Recently, the iconic house from The Conjuring went up for sale in Rhode Island and the realtors jumped at the chance to capitalise on the haunted house connections by describing it as an actual haunted house: “Legend has it, the home is haunted by the presence of Bathsheba Sherman, who lived in the house in the 1800s.”
“To this day, countless happenings have been reported,” the listing continues. “The chilling stories, incidents, and recollections of residents and visitors of the property have been told in dozens of media productions including books, movies, and television shows.” According to the impenetrable logic of the market, a house that is supposedly inhabited by ghosts costs more than a similar house without supernatural entities.
Built in the 19th century, the farmhouse has three bedrooms and one-and-a-half bathrooms, plus eight acres of land.
The farmhouse was built in the 19th century and rests on eight acres of land, consisting of three bedrooms and one-and-a-half bathrooms. Although it is a fairly mediocre residence, the realtors have been pushing hard by asking for $1.2 million and justifying such an absurd price by claiming that it is “one of the most well-known haunted houses in the United States.”
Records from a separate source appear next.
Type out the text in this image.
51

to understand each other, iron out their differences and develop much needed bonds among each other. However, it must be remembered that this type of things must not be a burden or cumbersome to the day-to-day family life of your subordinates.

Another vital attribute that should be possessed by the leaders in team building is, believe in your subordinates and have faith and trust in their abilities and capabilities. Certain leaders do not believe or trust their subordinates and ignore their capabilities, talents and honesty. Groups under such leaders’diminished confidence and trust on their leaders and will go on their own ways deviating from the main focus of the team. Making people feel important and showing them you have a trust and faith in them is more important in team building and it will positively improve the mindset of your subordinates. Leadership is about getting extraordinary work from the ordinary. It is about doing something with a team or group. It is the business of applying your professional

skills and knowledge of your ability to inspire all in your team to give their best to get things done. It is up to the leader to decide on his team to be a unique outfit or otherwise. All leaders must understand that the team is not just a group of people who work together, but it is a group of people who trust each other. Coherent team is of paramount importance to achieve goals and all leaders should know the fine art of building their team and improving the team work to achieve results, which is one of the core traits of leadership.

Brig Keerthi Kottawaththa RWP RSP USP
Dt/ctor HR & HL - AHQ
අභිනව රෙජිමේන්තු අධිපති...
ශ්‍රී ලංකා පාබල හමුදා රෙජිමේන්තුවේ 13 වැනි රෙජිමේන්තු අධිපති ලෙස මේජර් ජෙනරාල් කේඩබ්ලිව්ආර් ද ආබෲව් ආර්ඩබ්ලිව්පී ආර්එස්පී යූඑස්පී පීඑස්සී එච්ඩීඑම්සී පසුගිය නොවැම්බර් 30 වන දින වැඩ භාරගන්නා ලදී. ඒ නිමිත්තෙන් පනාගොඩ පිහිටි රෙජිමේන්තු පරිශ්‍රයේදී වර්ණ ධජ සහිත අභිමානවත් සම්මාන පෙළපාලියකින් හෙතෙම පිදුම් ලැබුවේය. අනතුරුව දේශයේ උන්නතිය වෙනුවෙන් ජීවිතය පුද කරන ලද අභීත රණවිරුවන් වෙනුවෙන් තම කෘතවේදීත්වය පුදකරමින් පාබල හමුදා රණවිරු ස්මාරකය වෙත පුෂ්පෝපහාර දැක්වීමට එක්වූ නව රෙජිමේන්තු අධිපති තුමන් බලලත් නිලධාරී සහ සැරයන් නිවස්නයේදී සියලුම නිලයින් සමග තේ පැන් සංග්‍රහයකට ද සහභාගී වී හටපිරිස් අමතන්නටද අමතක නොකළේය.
Cory and Jennifer Heinzen, the current owners, added to the commercial mythology by insisting that they have witnessed “doors opening and closing on their own, footsteps, knocking [and] disembodied voices.” Mr Heinzen told NBC: “Last night, we had a black mist in one of the rooms,” “It looks like smoke. It’ll gather in one area, and then it’ll move.”
These comments are clearly part of an effective marketing campaign because the Heinzen family have maintained “a steady, successful business” by renting out to guests and hosting group events based on the supernatural myths.